The fourth direction of development is to extend the functionality of the tool with optimization suggestions, because currently the tool identifies problematic components but does not provide specific recommendations on how to optimize them. A rule-based system could analyze the specific characteristics of identified heavy families and generate contextual suggestions such as "Consider reducing the level of detail for Coarse views," "247 invisible lines detected, consider removing them," or "Component contains 3 nesting levels: consider flattening the structure." However, implementing such functionality would require a much more advanced semantic analysis of the family structure and integration with tools for automatic geometry modification.
4.3. Broader Context and Contribution to BIM Optimization
The HeavyFamilies tool fits into the broader context of the development of intelligent support tools for BIM processes, where automation and data-driven analysis are replacing traditional approaches based solely on the expert knowledge of designers. In the context of smart cities and the digitization of construction, the ability to systematically manage the quality of digital assets is becoming as important as managing the quality of physical construction processes [
35]. BIM models are a fundamental information resource for city infrastructure management systems (CIM – City Information Modeling), and their performance and quality directly affect the analytical capabilities of such systems [
36]. As shown by the research of Radziejowska et al. [
37,
38], the effective use of BIM models in the operational phase requires ensuring the appropriate quality of components already at the design stage, which emphasizes the importance of tools such as HeavyFamilies in the context of the entire life cycle of buildings.
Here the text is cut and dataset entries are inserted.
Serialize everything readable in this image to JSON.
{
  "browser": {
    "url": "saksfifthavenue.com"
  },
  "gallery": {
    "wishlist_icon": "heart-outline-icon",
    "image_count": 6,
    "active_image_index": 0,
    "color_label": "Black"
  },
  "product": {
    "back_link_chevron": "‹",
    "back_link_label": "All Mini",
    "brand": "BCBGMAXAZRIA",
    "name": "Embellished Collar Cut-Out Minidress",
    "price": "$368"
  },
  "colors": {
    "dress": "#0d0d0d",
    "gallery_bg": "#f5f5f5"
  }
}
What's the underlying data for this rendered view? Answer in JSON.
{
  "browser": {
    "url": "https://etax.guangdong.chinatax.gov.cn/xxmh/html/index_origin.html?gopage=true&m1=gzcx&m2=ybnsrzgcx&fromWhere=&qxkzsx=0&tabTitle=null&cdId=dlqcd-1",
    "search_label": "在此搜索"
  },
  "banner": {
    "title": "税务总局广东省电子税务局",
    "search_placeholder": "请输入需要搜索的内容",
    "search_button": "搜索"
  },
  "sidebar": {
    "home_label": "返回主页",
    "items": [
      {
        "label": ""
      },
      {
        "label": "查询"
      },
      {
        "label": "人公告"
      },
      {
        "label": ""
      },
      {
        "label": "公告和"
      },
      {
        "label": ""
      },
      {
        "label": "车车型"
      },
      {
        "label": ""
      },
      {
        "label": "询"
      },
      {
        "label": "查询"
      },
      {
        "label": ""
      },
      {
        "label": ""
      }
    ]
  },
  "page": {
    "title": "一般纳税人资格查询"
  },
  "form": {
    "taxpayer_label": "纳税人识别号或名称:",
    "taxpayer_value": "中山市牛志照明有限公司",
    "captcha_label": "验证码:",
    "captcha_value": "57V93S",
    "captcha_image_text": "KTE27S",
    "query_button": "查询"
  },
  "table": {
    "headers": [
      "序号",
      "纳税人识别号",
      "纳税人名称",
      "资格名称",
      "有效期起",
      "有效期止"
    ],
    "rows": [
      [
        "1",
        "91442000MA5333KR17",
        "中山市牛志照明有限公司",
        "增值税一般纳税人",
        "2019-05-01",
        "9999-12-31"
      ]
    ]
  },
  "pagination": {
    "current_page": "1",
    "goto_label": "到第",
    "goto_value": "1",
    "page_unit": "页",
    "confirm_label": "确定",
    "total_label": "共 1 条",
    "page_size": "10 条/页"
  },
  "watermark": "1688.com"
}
The proposed multi-criteria approach can be adapted to other contexts of BIM component analysis, for example, to assess the information completeness of families in the context of Level of Information (LOI) requirements, to assess compliance with corporate modeling guidelines, or to classify components according to their suitability for specific use cases (design, construction, facility management). The conceptual framework of the tool—automatic extraction of multidimensional features of BIM objects, their aggregation according to a defined evaluation model, and presentation of results in a form that supports decision-making—is a universal pattern that can be applied in various domains of model quality management.
The contribution of this work to the field of BIM optimization includes: (i) defining and validating a multi-criteria model for assessing the severity of library components, (ii) implementing and providing a practical tool that addresses the identified gap in the BIM ecosystem, (iii) empirical verification of the tool's effectiveness in real projects and in the context of its usefulness for end users, and (iv) formulation of methodological recommendations for future research in the field of BIM resource quality management automation. The HeavyFamilies tool, available as an open-source extension for pyRevit, can serve both as a practical solution for design organizations and as a research platform for further experiments with methods of analysis and optimization of BIM components.